The “grandmothers” are then assigned to a public or private preschool or primary or secondary school in Resistencia, the provincial capital of Chaco, a city of around 400,000 people, approximately 60 percent of whom live below the poverty line.

“They take spiritual nourishment to thousands of children with all kinds of needs, many of whom are indigenous people living in slums on the outskirts of the city,” said Porta. “Many of these kids don’t have a bed, a nightstand, books or a grandmother who can sit next to them at night to read them a story. Our volunteers help fill that gap,” with affection playing a key role in the formula, she explained.

“The Foundation has always conceived of reading as a key element in development, and also as a right,” she added.

The aim of the programme is “to foment the tradition of intergenerational reading to children from the earliest ages,” said Porta.

But at the same time, it gives a new significance to the role played by older women who have retired from working life and who find a new motivation in their volunteer work with children.

“Some of the grandmothers are over 80, and they participate with enthusiasm,” said Orellana. “No one is forcing us to do this.

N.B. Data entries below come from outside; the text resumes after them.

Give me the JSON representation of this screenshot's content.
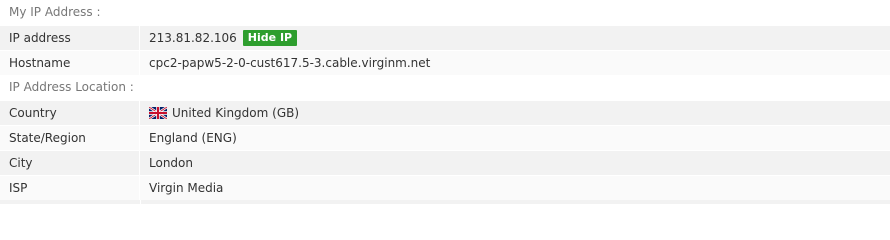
{
  "section1": {
    "heading": "My IP Address :",
    "rows": [
      {
        "label": "IP address",
        "value": "213.81.82.106",
        "button": "Hide IP"
      },
      {
        "label": "Hostname",
        "value": "cpc2-papw5-2-0-cust617.5-3.cable.virginm.net"
      }
    ]
  },
  "section2": {
    "heading": "IP Address Location :",
    "rows": [
      {
        "label": "Country",
        "value": "United Kingdom (GB)",
        "icon": "uk-flag-icon"
      },
      {
        "label": "State/Region",
        "value": "England (ENG)"
      },
      {
        "label": "City",
        "value": "London"
      },
      {
        "label": "ISP",
        "value": "Virgin Media"
      }
    ]
  },
  "colors": {
    "button_bg": "#2e9e2e",
    "row_bg": "#f2f2f2",
    "heading_text": "#777777"
  }
}
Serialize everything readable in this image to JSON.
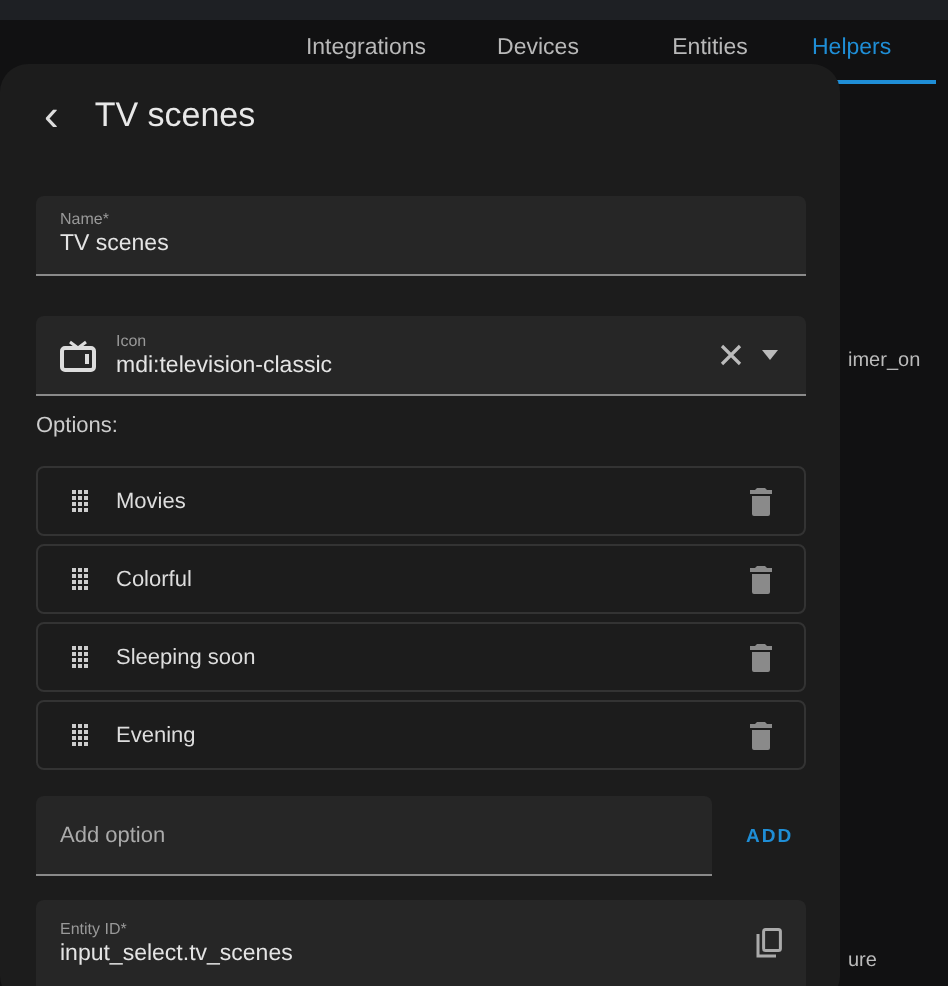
{
  "tabs": [
    {
      "label": "Integrations",
      "selected": false
    },
    {
      "label": "Devices",
      "selected": false
    },
    {
      "label": "Entities",
      "selected": false
    },
    {
      "label": "Helpers",
      "selected": true
    }
  ],
  "background_rows": [
    {
      "text": "imer_on"
    },
    {
      "text": "ure"
    }
  ],
  "dialog": {
    "back_icon": "‹",
    "title": "TV scenes",
    "name_field": {
      "label": "Name*",
      "value": "TV scenes"
    },
    "icon_field": {
      "label": "Icon",
      "value": "mdi:television-classic"
    },
    "options_label": "Options:",
    "options": [
      {
        "label": "Movies"
      },
      {
        "label": "Colorful"
      },
      {
        "label": "Sleeping soon"
      },
      {
        "label": "Evening"
      }
    ],
    "add_field": {
      "placeholder": "Add option"
    },
    "add_button": "ADD",
    "entity_field": {
      "label": "Entity ID*",
      "value": "input_select.tv_scenes"
    }
  }
}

It’s a two-way relationship of love: the kids love us, they hug us, the school welcomes us with affection too, and we see that the kids are increasingly interested in reading.”

The programme evaluates its impact through surveys in the participating schools every six months. In addition, the Foundation is in touch with the authorities at each school, to supervise the design of the specific schedule and plan. The teachers say the benefit to the children is high, and the “grandmothers” say that it is for them too.

The idea has been replicated in 20 other cities in northeastern Argentina, and in other countries of Latin America as well. Furthermore, the Education Ministry of Argentina, advised by Giardinelli himself, launched its own programme, “Storytelling Grandmothers and Grandfathers”, in 2008, with over 700 volunteers who read to 200,000 children in 62 towns and cities around the country.

Many of the children taking part in the programme never, or very rarely, had the opportunity for a member of their family to read to them. But now they have started to ask for stories at home, say those involved in the programme.